Syria is not witnessing a battle for democracy, but an armed conflict between government and opposition in a multireligious country. There are few champions of democracy in Syria. But there are more than enough Qaeda fighters and extremists of all stripes battling the government. The United States State Department has designated Al Nusra Front and the Islamic State of Iraq and the Levant, fighting with the opposition, as terrorist organizations. This internal conflict, fueled by foreign weapons supplied to the opposition, is one of the bloodiest in the world.”

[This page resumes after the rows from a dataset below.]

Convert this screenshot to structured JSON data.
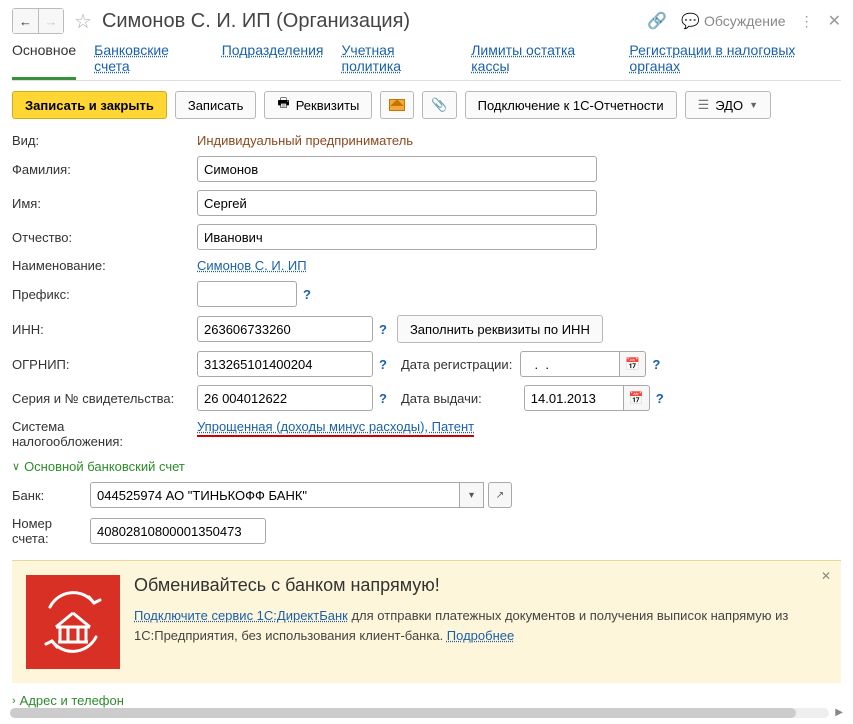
{
  "title": "Симонов С. И. ИП (Организация)",
  "titlebar": {
    "discuss": "Обсуждение"
  },
  "tabs": {
    "main": "Основное",
    "bank_accounts": "Банковские счета",
    "divisions": "Подразделения",
    "account_policy": "Учетная политика",
    "cash_limits": "Лимиты остатка кассы",
    "tax_reg": "Регистрации в налоговых органах"
  },
  "toolbar": {
    "save_close": "Записать и закрыть",
    "save": "Записать",
    "details": "Реквизиты",
    "connect_1c": "Подключение к 1С-Отчетности",
    "edo": "ЭДО"
  },
  "form": {
    "type_label": "Вид:",
    "type_value": "Индивидуальный предприниматель",
    "surname_label": "Фамилия:",
    "surname": "Симонов",
    "name_label": "Имя:",
    "name": "Сергей",
    "patronymic_label": "Отчество:",
    "patronymic": "Иванович",
    "display_label": "Наименование:",
    "display_link": "Симонов С. И. ИП",
    "prefix_label": "Префикс:",
    "prefix": "",
    "inn_label": "ИНН:",
    "inn": "263606733260",
    "fill_by_inn": "Заполнить реквизиты по ИНН",
    "ogrnip_label": "ОГРНИП:",
    "ogrnip": "313265101400204",
    "reg_date_label": "Дата регистрации:",
    "reg_date": "  .  .    ",
    "cert_label": "Серия и № свидетельства:",
    "cert": "26 004012622",
    "issue_date_label": "Дата выдачи:",
    "issue_date": "14.01.2013",
    "tax_label1": "Система",
    "tax_label2": "налогообложения:",
    "tax_link": "Упрощенная (доходы минус расходы), Патент"
  },
  "sections": {
    "bank": "Основной банковский счет",
    "address": "Адрес и телефон"
  },
  "bank": {
    "bank_label": "Банк:",
    "bank_value": "044525974 АО \"ТИНЬКОФФ БАНК\"",
    "account_label": "Номер счета:",
    "account_value": "40802810800001350473"
  },
  "banner": {
    "title": "Обменивайтесь с банком напрямую!",
    "link1": "Подключите сервис 1С:ДиректБанк",
    "text1": " для отправки платежных документов и получения выписок напрямую из 1С:Предприятия, без использования клиент-банка. ",
    "link2": "Подробнее"
  }
}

…My working and personal relationship with President Obama is marked by growing trust. I appreciate this. I carefully studied his address to the nation on Tuesday. And I would rather disagree with a case he made on American exceptionalism, stating that the United States’ policy is “what makes America different. It’s what makes us exceptional.” It is extremely dangerous to encourage people to see themselves as exceptional, whatever the motivation. There are big countries and small countries, rich and poor, those with long democratic traditions and those still finding their way to democracy. Their policies differ, too. We are all different, but when we ask for the Lord’s blessings, we must not forget that God created us equal.
Despite the distaste and discomfort most Americans feel upon reading Putin’s words, the fact remains that the concerns expressed by numerous leaders about the administration’s ineptitude, incompetence, and ineffectiveness on the global stage have come to full fruition, and President Obama has been out-flanked, out-maneuvered, and out-classed by an opponent whose grasp of the realities of global political power far exceeds his own.
We are, as Marc Thiessen puts it so eloquently, “running foreign policy by faux pas” – and America is the lesser for it.